The paper tackles the problem of semi-supervised semantic segmentation by proposing cross-consistency training, which enforces prediction invariance under perturbations to encoder outputs, achieving state-of-the-art results on multiple datasets.
In this paper, we present a novel cross-consistency based semi-supervised approach for semantic segmentation. Consistency training has proven to be a powerful semi-supervised learning framework for leveraging unlabeled data under the cluster assumption, in which the decision boundary should lie in low-density regions. In this work, we first observe that for semantic segmentation, the low-density regions are more apparent within the hidden representations than within the inputs.
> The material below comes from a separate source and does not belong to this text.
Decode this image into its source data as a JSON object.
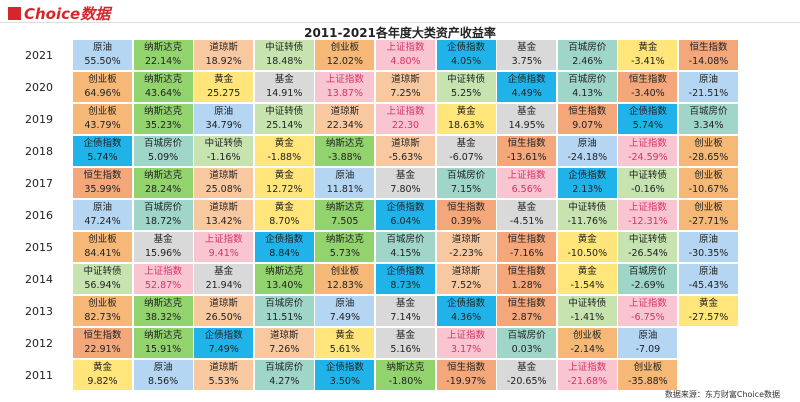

We thus propose cross-consistency training, where an invariance of the predictions is enforced over different perturbations applied to the outputs of the encoder. Concretely, a shared encoder and a main decoder are trained in a supervised manner using the available labeled examples. To leverage the unlabeled examples, we enforce a consistency between the main decoder predictions and those of the auxiliary decoders, taking as inputs different perturbed versions of the encoder's output, and consequently, improving the encoder's representations. The proposed method is simple and can easily be extended to use additional training signal, such as image-level labels or pixel-level labels across different domains. We perform an ablation study to tease apart the effectiveness of each component, and conduct extensive experiments to demonstrate that our method achieves state-of-the-art results in several datasets.